When trying to load the relationship graph, I get repeated CSP errors in the browser console:
b8fed3aa.js:11557 failed to asynchronously prepare wasm: CompileError:b8fed3aa.js:11557 Uncaught (in promise) RuntimeError: Aborted(CompileError: WebAssembly.instantiate(): Refused to compile or instantiate WebAssembly module because ‘unsafe-eval’ is not an allowed source of script in the following Content Security Policy directive: “script-src ‘self’”). Build with -sASSERTIONS for more info.
The graph does not load and the page remains white. Has anyone seen this and can help me to fix it? I am running Gramps Web via docker using the following image: http://ghcr.io/gramps-project/grampsweb:latest
I am using Traefik as a reverse proxy.
Thank you!
System Info:
Gramps 6.0.1
Gramps Web API 3.2.0
Gramps Web Frontend 25.7.3
Gramps QL 0.4.0
Sifts 1.0.0
locale: en
multi-tree: false
task queue: true
OCR: true
chat: false
The error “because ‘unsafe-eval’ is not an allowed source of script” occurs because your website’s Content Security Policy (CSP) prevents the execution of JavaScript that evaluates strings, such as functions like eval(), new Function(), or methods like setTimeout() and setInterval() with string arguments. To fix this, you must either remove the offending code, which is recommended for security reasons, or modify your CSP to include 'unsafe-eval' in the script-src directive, though this significantly weakens your site’s security by enabling potential Cross-Site Scripting (XSS) vulnerabilities.
Understanding the Error
Content Security Policy (CSP):
This is a security layer that helps detect and mitigate certain types of attacks, including Cross-Site Scripting (XSS).
'unsafe-eval':
This is a keyword within the script-src directive of a CSP that allows the browser to execute JavaScript that is generated from strings.
eval() and similar functions:
JavaScript code that uses eval(), new Function(), setTimeout(string, ...), or setInterval(string, ...) are considered “unsafe” because they can execute code from user-supplied or dynamically generated strings, creating security risks.
How to Fix the Error
1.Remove the unsafe JavaScript code:
This is the most secure and recommended solution.
Identify which part of your application is attempting to use eval() or similar functions. Look for code that constructs JavaScript by concatenating strings.
Rewrite the code to avoid these functions by using safer alternatives or directly executing code instead of generating it from strings.

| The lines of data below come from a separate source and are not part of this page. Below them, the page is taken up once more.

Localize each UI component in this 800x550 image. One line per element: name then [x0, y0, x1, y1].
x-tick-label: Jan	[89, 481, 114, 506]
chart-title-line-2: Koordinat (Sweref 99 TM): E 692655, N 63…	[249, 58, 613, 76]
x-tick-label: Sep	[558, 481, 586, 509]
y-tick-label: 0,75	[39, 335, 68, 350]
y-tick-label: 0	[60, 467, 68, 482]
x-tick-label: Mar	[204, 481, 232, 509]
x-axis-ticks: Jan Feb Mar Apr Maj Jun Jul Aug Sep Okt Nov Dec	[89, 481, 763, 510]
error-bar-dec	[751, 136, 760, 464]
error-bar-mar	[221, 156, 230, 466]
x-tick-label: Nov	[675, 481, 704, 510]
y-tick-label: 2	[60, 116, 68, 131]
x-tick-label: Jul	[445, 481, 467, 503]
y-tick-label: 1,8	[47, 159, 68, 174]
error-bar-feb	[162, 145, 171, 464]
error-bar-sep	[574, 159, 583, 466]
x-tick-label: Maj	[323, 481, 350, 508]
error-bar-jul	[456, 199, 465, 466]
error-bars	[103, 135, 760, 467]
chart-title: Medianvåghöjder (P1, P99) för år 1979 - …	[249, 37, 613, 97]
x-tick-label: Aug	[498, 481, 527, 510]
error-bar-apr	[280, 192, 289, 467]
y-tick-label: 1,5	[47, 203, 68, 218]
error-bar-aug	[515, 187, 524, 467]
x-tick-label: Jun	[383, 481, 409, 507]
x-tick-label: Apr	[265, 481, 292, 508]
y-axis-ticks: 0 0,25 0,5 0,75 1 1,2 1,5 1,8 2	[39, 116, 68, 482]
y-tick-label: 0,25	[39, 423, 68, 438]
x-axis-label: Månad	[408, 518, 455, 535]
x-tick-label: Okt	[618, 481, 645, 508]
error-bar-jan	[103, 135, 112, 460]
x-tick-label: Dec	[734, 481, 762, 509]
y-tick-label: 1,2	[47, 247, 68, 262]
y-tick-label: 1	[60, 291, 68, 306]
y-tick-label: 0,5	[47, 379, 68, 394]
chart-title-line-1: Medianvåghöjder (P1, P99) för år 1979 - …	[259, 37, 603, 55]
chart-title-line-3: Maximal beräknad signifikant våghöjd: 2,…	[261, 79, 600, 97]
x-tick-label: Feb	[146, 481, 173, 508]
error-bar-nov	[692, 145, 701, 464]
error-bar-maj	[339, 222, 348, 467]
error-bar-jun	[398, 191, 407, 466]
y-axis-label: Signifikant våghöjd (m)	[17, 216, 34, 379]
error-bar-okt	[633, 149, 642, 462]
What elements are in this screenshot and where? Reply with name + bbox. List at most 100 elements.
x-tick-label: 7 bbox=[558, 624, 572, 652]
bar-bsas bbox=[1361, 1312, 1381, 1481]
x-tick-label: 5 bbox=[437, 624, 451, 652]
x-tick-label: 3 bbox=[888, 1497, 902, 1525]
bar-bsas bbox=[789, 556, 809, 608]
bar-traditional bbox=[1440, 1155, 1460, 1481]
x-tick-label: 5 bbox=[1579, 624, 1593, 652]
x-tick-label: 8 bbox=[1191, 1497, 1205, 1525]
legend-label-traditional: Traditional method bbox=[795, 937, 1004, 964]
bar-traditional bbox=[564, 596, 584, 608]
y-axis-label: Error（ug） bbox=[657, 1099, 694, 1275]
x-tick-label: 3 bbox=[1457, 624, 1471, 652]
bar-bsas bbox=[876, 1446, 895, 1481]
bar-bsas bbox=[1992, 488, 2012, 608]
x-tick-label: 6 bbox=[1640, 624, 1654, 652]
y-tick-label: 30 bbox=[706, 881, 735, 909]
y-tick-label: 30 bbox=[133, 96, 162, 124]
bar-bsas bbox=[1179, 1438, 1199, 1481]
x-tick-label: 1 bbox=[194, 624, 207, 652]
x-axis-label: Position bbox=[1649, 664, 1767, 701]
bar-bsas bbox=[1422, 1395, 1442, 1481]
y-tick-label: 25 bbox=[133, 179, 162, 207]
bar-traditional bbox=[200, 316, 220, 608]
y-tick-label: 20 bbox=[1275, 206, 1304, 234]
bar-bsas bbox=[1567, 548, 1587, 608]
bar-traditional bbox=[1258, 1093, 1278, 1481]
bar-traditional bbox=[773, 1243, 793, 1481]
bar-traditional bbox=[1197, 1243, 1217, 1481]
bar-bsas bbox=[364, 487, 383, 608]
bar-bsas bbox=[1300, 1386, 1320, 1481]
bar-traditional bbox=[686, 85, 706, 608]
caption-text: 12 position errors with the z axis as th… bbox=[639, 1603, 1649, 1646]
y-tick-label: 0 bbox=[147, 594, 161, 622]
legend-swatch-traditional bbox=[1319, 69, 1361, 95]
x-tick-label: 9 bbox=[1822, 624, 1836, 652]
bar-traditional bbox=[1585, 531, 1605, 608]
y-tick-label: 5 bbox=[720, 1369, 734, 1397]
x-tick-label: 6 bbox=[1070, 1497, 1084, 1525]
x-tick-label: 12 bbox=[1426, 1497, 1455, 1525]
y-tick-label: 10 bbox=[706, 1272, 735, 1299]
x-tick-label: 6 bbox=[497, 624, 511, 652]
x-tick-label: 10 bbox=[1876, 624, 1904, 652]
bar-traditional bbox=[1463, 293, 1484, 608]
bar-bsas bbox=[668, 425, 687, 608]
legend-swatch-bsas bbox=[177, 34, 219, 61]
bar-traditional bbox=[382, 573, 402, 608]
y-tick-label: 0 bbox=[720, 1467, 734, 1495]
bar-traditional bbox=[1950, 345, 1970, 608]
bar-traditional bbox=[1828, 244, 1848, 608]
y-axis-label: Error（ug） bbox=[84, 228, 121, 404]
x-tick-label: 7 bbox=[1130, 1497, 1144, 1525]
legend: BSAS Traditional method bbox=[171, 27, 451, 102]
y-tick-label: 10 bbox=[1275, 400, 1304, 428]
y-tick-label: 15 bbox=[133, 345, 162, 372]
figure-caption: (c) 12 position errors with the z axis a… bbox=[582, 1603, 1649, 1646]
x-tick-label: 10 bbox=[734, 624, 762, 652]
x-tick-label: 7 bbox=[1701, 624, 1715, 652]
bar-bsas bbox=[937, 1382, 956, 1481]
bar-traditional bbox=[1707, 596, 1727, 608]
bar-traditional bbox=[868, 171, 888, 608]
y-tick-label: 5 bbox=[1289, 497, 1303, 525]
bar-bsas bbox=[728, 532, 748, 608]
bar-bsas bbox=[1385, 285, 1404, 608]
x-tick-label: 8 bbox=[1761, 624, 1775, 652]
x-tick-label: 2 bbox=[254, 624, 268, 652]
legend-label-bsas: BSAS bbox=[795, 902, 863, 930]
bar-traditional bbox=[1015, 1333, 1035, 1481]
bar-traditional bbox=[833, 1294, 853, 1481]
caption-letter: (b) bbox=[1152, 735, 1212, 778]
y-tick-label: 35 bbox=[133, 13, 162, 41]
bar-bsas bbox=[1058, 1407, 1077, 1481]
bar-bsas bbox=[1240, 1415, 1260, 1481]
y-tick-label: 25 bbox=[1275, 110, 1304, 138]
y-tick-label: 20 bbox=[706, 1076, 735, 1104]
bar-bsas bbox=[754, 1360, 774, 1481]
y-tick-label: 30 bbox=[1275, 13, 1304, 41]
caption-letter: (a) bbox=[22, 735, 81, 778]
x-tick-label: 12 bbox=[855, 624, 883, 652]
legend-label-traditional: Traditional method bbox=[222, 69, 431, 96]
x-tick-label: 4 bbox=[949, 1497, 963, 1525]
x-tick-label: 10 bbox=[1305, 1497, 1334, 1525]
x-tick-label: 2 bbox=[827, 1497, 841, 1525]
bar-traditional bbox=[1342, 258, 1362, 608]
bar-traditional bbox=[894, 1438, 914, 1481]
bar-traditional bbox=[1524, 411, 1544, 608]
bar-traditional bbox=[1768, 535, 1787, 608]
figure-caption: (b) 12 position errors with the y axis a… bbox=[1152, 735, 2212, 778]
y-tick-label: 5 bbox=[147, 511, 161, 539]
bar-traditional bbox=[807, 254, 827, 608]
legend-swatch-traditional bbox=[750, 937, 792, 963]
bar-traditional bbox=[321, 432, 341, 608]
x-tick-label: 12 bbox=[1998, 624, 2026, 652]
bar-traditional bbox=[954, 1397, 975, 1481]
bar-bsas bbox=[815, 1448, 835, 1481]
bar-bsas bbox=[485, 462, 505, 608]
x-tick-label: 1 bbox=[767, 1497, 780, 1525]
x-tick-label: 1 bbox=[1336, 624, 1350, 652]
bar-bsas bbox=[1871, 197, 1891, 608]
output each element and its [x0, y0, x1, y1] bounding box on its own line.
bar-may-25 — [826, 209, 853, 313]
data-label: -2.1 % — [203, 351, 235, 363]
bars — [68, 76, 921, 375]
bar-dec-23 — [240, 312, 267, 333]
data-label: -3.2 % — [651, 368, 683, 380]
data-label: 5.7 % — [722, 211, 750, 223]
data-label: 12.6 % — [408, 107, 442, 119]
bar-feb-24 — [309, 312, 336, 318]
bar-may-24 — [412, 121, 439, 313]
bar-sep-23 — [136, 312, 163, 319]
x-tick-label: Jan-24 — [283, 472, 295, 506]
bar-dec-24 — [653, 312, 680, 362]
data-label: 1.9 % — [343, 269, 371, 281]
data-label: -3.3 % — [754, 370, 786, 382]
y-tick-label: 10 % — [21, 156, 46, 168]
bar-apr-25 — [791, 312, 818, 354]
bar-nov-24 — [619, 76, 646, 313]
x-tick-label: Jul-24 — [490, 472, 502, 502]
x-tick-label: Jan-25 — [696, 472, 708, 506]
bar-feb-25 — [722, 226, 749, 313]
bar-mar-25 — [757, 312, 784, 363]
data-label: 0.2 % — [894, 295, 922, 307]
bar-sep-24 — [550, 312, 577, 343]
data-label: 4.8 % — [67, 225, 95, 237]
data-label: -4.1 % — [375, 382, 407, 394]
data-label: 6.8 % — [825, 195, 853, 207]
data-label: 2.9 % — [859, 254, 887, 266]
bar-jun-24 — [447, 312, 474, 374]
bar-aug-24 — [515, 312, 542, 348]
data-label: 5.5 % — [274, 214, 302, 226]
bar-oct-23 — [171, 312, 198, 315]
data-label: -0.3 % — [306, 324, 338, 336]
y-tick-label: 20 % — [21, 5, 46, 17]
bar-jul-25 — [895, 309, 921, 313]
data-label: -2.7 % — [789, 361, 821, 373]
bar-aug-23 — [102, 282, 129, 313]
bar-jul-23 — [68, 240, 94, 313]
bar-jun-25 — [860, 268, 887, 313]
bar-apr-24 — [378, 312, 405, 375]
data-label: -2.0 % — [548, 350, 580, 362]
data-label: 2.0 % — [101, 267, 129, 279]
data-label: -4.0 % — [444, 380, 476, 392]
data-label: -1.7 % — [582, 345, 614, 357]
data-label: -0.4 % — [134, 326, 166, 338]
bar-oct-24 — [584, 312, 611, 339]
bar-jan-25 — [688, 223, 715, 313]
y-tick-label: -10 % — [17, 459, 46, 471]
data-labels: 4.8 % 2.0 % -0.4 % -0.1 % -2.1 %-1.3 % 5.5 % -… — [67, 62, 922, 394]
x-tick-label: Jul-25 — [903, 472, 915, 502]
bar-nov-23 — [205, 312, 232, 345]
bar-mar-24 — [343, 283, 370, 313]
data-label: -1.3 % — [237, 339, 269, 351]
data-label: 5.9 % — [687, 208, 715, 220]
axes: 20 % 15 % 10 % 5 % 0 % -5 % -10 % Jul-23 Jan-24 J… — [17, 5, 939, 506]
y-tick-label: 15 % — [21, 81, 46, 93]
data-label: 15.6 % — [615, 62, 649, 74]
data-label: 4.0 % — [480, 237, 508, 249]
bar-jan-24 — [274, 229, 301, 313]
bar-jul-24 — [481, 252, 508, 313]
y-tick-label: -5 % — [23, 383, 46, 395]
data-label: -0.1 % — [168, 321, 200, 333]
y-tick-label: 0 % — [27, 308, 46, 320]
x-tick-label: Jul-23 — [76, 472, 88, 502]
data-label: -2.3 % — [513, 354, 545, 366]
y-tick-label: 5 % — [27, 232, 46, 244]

2. Modify the Content Security Policy (CSP) to allow 'unsafe-eval' (Use with Caution):
If you absolutely must use these functions, you can add 'unsafe-eval' to the script-src directive of your CSP.
Locate your CSP: The CSP can be set in HTTP headers, often via server configurations (like .htaccess for Apache) or middleware in Node.js frameworks.
Edit the script-src directive: Change a line like script-src 'self' to script-src 'self' 'unsafe-eval' to allow dynamic script evaluation.
Why Allowing unsafe-eval is Risky
Allowing 'unsafe-eval' opens your application to XSS attacks, as it enables attackers to inject and execute arbitrary JavaScript through user input that is then evaluated.
While it provides a quick fix, it bypasses the core security benefits of a Content Security Policy, making your application more vulnerable.